So, inflation has gone down further to 1.3% for the year to September 2016 from 1.7% in the first quarter of 2016. This is against the RBA’s target rate of 2-3% and all the economic boffins are turning their eyes toward the Reserve Bank guessing as to whether Governor Philip Lowe will reduce interest rates further to 1.25% on Cup Day.
Why do they bother? None of the past half dozen or so rate reductions have stimulated spending. Neither will another rate cut. RBA governor, Philip Lowe has already suggested that reducing rates has run its course and some form of fiscal stimulus is necessary.
What rate reductions have done is inflate housing prices. That is not what they were intended to do. So, now we have the usual suspects (the wealthy) being the beneficiaries of a housing boom while those who most need to buy a house lose out, or place themselves at financial risk by borrowing beyond their capacity to repay.
So, why is inflation so low? The short answer is people are not spending enough to generate increased sales growth that will convince businesses to invest and thus stimulate employment. Sales are the lifeblood of an economy. The 3% GDP growth experienced over the past year has come, not from increased sales, but on the back of government spending.
So who is responsible for scaring people enough to stop them spending? Firstly, it was Joe Hockey and Tony Abbott. Now it is Scott Morrison and Malcolm Turnbull.
People will not spend when they are convinced, as they have been by this government, that the economy is tanking, that we must live within our means, that we have a spending problem, that we must reduce the debt or go broke. That false debt-scare has frightened everyone to such a degree that they have resorted to paying down debt and/or saving.
But here’s the thing about our national debt. We know the government recovers an equivalent amount of currency in circulation (a pre-existing government liability) in exchange for the issuance of Commonwealth Government Securities, i.e. security ‘paper’ – but the transaction is recorded on national fiscal balance sheets as an increase in government liabilities.
When that same transaction is recorded on the private investor’s balance sheet with the RBA, the purchase of that ‘security’ is recorded as:
1) A reduction in available ‘Current assets’ equal to the amount of money withdrawn to pay the purchase cost of the purchased bonds;
2) An increased in the value of long term ‘Investments’ held – of an equal amount to the reduction recorded in ‘current assets’.
In other words, the transaction, at the time of purchase, represents a transfer of money from a readily convertible ‘liquid’ form (cash) to an (interest earning) not so readily convertible investment form (security contract).

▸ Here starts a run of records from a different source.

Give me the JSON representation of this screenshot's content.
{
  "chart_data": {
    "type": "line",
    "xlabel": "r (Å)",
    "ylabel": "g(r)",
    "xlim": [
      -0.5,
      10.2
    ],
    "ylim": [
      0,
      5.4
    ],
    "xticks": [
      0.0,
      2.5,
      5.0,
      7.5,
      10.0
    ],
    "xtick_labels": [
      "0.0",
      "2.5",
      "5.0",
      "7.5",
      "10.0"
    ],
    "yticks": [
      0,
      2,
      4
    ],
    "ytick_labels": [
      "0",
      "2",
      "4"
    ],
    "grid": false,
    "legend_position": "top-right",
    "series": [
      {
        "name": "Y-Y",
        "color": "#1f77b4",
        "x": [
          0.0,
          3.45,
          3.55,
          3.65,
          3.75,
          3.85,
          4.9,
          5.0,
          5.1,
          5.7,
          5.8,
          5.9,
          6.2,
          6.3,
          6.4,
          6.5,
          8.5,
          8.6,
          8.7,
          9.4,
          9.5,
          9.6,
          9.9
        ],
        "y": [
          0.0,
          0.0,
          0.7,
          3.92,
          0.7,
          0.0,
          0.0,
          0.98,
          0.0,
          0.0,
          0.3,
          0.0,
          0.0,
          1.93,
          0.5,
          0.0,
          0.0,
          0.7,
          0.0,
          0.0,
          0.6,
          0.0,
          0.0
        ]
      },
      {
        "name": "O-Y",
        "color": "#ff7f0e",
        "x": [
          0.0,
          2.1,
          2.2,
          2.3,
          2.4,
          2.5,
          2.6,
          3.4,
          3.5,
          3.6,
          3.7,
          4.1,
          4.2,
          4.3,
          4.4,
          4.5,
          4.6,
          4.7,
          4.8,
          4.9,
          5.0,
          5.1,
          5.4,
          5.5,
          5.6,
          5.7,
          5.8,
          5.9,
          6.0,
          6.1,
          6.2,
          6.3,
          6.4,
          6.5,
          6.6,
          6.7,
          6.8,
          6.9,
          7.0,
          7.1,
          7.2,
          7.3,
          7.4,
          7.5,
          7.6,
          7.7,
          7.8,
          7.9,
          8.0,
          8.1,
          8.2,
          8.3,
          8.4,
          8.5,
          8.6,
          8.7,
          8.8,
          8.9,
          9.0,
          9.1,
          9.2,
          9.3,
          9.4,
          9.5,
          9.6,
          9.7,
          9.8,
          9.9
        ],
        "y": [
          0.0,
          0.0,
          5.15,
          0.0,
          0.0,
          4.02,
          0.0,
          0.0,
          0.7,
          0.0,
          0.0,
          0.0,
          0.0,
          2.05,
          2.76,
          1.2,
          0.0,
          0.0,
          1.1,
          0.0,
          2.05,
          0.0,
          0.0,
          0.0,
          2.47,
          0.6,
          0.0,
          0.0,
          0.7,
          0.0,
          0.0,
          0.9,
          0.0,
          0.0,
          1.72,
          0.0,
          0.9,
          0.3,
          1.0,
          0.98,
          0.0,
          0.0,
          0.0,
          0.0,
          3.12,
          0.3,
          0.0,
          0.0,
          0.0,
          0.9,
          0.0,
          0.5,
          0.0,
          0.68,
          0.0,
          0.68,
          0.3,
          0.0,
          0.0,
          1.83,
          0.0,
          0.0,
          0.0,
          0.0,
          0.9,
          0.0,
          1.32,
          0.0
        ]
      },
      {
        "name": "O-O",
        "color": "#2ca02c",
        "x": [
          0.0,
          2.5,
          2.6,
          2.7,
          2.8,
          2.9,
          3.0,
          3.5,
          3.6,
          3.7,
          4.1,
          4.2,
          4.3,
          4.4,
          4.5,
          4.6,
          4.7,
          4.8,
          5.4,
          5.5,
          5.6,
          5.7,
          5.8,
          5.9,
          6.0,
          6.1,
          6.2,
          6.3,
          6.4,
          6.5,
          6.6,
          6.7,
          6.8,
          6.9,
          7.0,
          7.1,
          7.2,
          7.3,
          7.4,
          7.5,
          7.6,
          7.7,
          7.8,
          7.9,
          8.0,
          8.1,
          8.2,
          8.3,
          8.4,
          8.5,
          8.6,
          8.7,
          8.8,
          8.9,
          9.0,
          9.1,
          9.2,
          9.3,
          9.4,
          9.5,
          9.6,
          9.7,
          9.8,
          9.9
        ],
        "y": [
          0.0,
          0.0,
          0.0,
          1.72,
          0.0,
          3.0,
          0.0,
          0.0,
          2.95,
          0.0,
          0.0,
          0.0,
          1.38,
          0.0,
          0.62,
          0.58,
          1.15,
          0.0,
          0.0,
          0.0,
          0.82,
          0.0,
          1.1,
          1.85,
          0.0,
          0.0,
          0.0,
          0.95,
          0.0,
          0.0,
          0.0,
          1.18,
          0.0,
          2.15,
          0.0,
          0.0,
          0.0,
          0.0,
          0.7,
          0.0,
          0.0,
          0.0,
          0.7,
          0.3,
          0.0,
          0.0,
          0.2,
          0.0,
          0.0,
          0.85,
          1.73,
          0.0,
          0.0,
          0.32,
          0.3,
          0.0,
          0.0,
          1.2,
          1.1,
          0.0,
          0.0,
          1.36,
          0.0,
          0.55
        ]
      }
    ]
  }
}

At that instant in time, there has been no increase in the net wealth of the investor, though ‘interest’ dividends will be received per agreed investment terms. The interest paid on the bonds is a Reserve Bank transaction, not a fiscal one. That interest should not be a budgetary consideration.
This is what we call our national debt. Yet this government won office in 2013 on the back of a giant scare tactic, saying that our economy was going down the toilet; that we had to balance the budget and pay down debt. In fact, they are still doing it.
So now, through their own ignorance, they are reaping what they have sown. They have frightened the community so well that any growth recorded is the product of the very thing they are trying to reduce… their own spending. In soccer parlance, I think that’s called an ‘own goal’.
If you doubt that our national debt is a myth, that all government spending is new money, that taxes withdraw money from circulation AFTER it has been spent into existence by the government, consider the contradiction of the fiscal balance sheet liability when juxtaposed upon the RBA transactions that simply swap one account across to another and credit interest as agreed.
When one views the transaction this way, it is easier to see how our national debt (so-called) is a myth; one can see that bond sales do not fund government spending. The money received in exchange for the bonds remains in an account at the RBA on behalf of the investor.
The commercial accounting condition that every asset has a corresponding liability is not being applied to federal government accounts. One can see that the entry of the bond sale revenue onto the fiscal balance sheet as a liability only, is false accounting.
This has been written in collaboration with John Bloomfield.